Выбрать главу

— Мистер Диллон! — крикнул он через борт после полдюжины поворотов и всплеска ядра, упавшего в волны чуть за кормой «Софи» и обрызгавшего ему затылок. — Мистер Диллон, мы переведем остальных пленных позднее и отплывем, как только вы сочтете это удобным. Может быть, вы хотите, чтобы мы подали вам буксирный канат?

— Нет, благодарю вас, сэр. Румпель будет поставлен через две минуты.

— А тем временем мы смогли бы задать им перцу, — размышлял Джек, глядя на напряженные лица своих моряков. — Как минимум дым нас немного прикроет. Мистер Пуллингс, пушки левого борта могут стрелять по готовности.

«Так-то лучше», — подумал капитан, заслышав выстрелы, грохот, видя пороховой дым и отчаянные усилия матросов. Он улыбнулся при виде стараний находившегося рядом с ним орудийного расчета бронзовой пушки, внимательно наблюдавшей за падением своих ядер. Огонь «Софи» лишь подзадорил канонерки, которые стали обстреливать их с удвоенной силой. На фронте с четверть мили в хмурых волнах, идущих с веста, отражались огненные вспышки.

Стоявший впереди капитана Баббингтон указал рукой назад. Обернувшись, Джек увидел Диллона, старавшегося перекричать грохот, что новый румпель поставлен.

— Поднять паруса! — скомандовал Джек, обстененный фор-марсель перебрасопили, и он наполнился ветром.
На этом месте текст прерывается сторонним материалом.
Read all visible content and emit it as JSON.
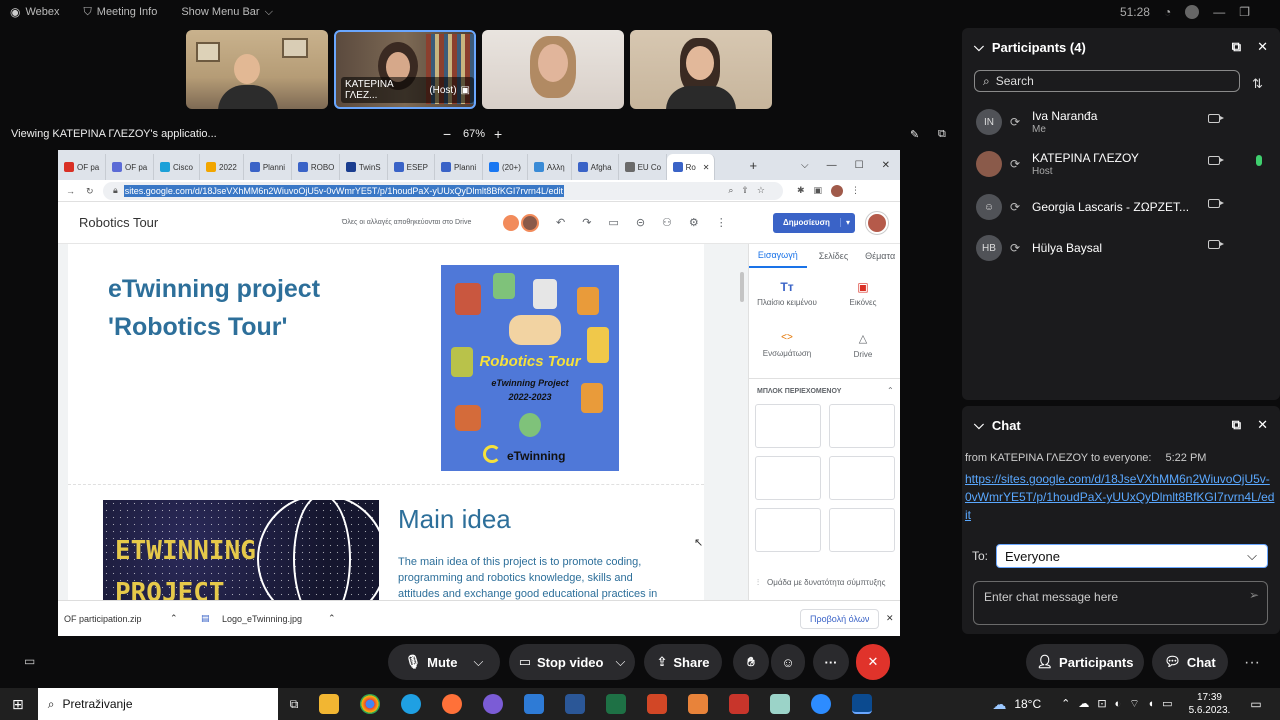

Требовалось набрать скорость, и после того как поставили все передние паруса, он повел «Софи» по ветру, курсом бакштаг, прежде чем привестись к ветру и лечь на курс норд-норд-вест. Таким образом, «Софи» подошла ближе к канонеркам и оказалась напротив их фронта. Орудия левого борта вели непрерывный огонь, неприятельские ядра падали в воду или пролетали над головами, и в какой-то момент его охватил дикий восторг от мысли броситься на них — в ближнем бою они были неповоротливыми тварями. Но потом Джек подумал, что с ним призы, а на борту у Диллона опасное количество пленных, и отдал приказ круто обрасопить реи.
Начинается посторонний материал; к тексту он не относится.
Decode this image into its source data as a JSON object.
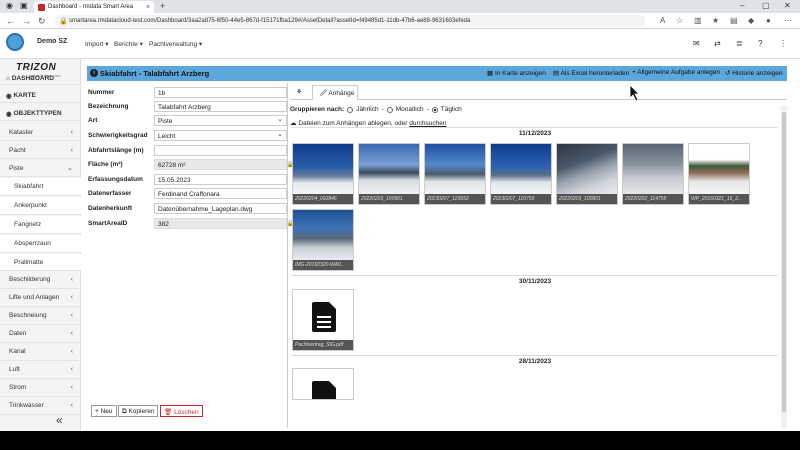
{
  "browser": {
    "tab_title": "Dashboard - rmdata Smart Area",
    "url": "smartarea.rmdatacloud-test.com/Dashboard/3aa2a875-6f50-44e5-867d-f15171fba129#/AssetDetail?assetId=f49485d1-11db-47b6-ae88-9631603efeda"
  },
  "topnav": {
    "user": "Demo SZ",
    "menus": [
      "Import",
      "Berichte",
      "Pachtverwaltung"
    ]
  },
  "sidebar": {
    "brand": "TRIZON",
    "brand_sub": "check your area",
    "items": [
      {
        "label": "DASHBOARD",
        "bold": true
      },
      {
        "label": "KARTE",
        "bold": true
      },
      {
        "label": "OBJEKTTYPEN",
        "bold": true
      },
      {
        "label": "Kataster"
      },
      {
        "label": "Pacht"
      },
      {
        "label": "Piste"
      },
      {
        "label": "Skiabfahrt"
      },
      {
        "label": "Ankerpunkt"
      },
      {
        "label": "Fangnetz"
      },
      {
        "label": "Absperrzaun"
      },
      {
        "label": "Prallmatte"
      },
      {
        "label": "Beschilderung"
      },
      {
        "label": "Lifte und Anlagen"
      },
      {
        "label": "Beschneiung"
      },
      {
        "label": "Daten"
      },
      {
        "label": "Kanal"
      },
      {
        "label": "Luft"
      },
      {
        "label": "Strom"
      },
      {
        "label": "Trinkwasser"
      }
    ]
  },
  "panel": {
    "title": "Skiabfahrt - Talabfahrt Arzberg",
    "buttons": [
      "In Karte anzeigen",
      "Als Excel herunterladen",
      "Allgemeine Aufgabe anlegen",
      "Historie anzeigen"
    ]
  },
  "form": {
    "fields": [
      {
        "label": "Nummer",
        "value": "1b"
      },
      {
        "label": "Bezeichnung",
        "value": "Talabfahrt Arzberg"
      },
      {
        "label": "Art",
        "value": "Piste"
      },
      {
        "label": "Schwierigkeitsgrad",
        "value": "Leicht"
      },
      {
        "label": "Abfahrtslänge (m)",
        "value": ""
      },
      {
        "label": "Fläche (m²)",
        "value": "62728 m²"
      },
      {
        "label": "Erfassungsdatum",
        "value": "15.05.2023"
      },
      {
        "label": "Datenerfasser",
        "value": "Ferdinand Craffonara"
      },
      {
        "label": "Datenherkunft",
        "value": "Datenübernahme_Lageplan.dwg"
      },
      {
        "label": "SmartAreaID",
        "value": "382"
      }
    ]
  },
  "attachments": {
    "tab_label": "Anhänge",
    "group_label": "Gruppieren nach:",
    "group_options": [
      "Jährlich",
      "Monatlich",
      "Täglich"
    ],
    "upload_text": "Dateien zum Anhängen ablegen, oder",
    "upload_link": "durchsuchen",
    "dates": [
      "11/12/2023",
      "30/11/2023",
      "28/11/2023"
    ],
    "files_day1": [
      "20220204_092846",
      "20220203_100901",
      "20230207_123652",
      "20230207_110759",
      "20220203_100801",
      "20220202_114755",
      "WP_20160321_15_2...",
      "IMG-20160320-WA0..."
    ],
    "files_day2": [
      "Pachtvertrag_SIG.pdf"
    ]
  },
  "bottom": {
    "buttons": [
      "Neu",
      "Kopieren",
      "Löschen"
    ]
  },
  "colors": {
    "header": "#5ba7dc",
    "danger": "#c62828"
  }
}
Призы одновременно привелись к ветру и со скоростью пять-шесть узлов ушли в открытое море. Канонерки преследовали их в течение получаса, но с приближением сумерек и увеличением отрыва, одна за другой повернули и пошли обратно в Барселону.

* * *

— Пьесу эту я сыграл плохо, — сказал Джек, кладя смычок.

— У вас не было настроения, — отозвался Стивен. — День выдался хлопотный, утомительный. Впрочем, принесший удовлетворительные результаты.

— И то правда, — согласился Джек, несколько просветлев лицом. — Конечно. Я в полном восторге. — Наступила пауза. — Вы помните некоего Питта, вместе с которым мы однажды обедали в Маоне?

— Армейского?

— Да. Скажите, вы бы назвали его привлекательным или же красивым?

— Нет. О, нет.

— Рад, что вы так сказали. Я очень высоко ценю ваше мнение. Скажите мне, — добавил Джек после продолжительной паузы, — вы обратили внимание на то, как возвращаются к вам ваши мысли, когда вас что-то угнетает? Это как при цинге, когда открываются старые раны. Я ни на минуту не забывал, что Диллон сказал мне в тот день, его слова до сих пор терзают мне душу, и последние дни я вновь и вновь их обдумываю. Полагаю, я должен потребовать у него объяснений, мне давно следовало это сделать. И я это сделаю, как только мы вернемся в порт. Разумеется, если мы туда вообще вернемся.

— Пам-пам-пам-пам, — произнес Стивен в унисон со своей виолончелью, взглянув на Джека. На мрачном, хмуром лице капитана застыло чрезвычайно серьезное выражение, а в затуманившихся глазах плясали зловещие искорки. — Я начинаю верить, что законы являются главной причиной многих несчастий. Дело не только в том, что мы рождаемся под знаком закона Божия, который требует повиноваться другому закону, закону человеческому, суть его вы помните, а стихов Писания я не запоминаю. Нет, сэр, мы рождаемся в рамках полудюжины законов и должны повиноваться еще пятидесяти. Существуют параллельные наборы законов, составленных в разном ключе, которые не имеют ничего общего и даже явно противоречат друг другу. Вот вы хотите предпринять нечто такое, что вам запрещают, как вы мне объясняли — Устав и правила великодушия, но чего требует ваше нынешнее представление о моральном законе и законах чести. Это лишь один пример того, что столь же естественно, как дыхание. Буриданов осел сдох от голода, находясь между двумя яслями, которые в одинаковой степени притягивали его. Так же обстоит дело, лишь с небольшими различиями, и с этой двойной преданностью — еще одним большим источником мучений.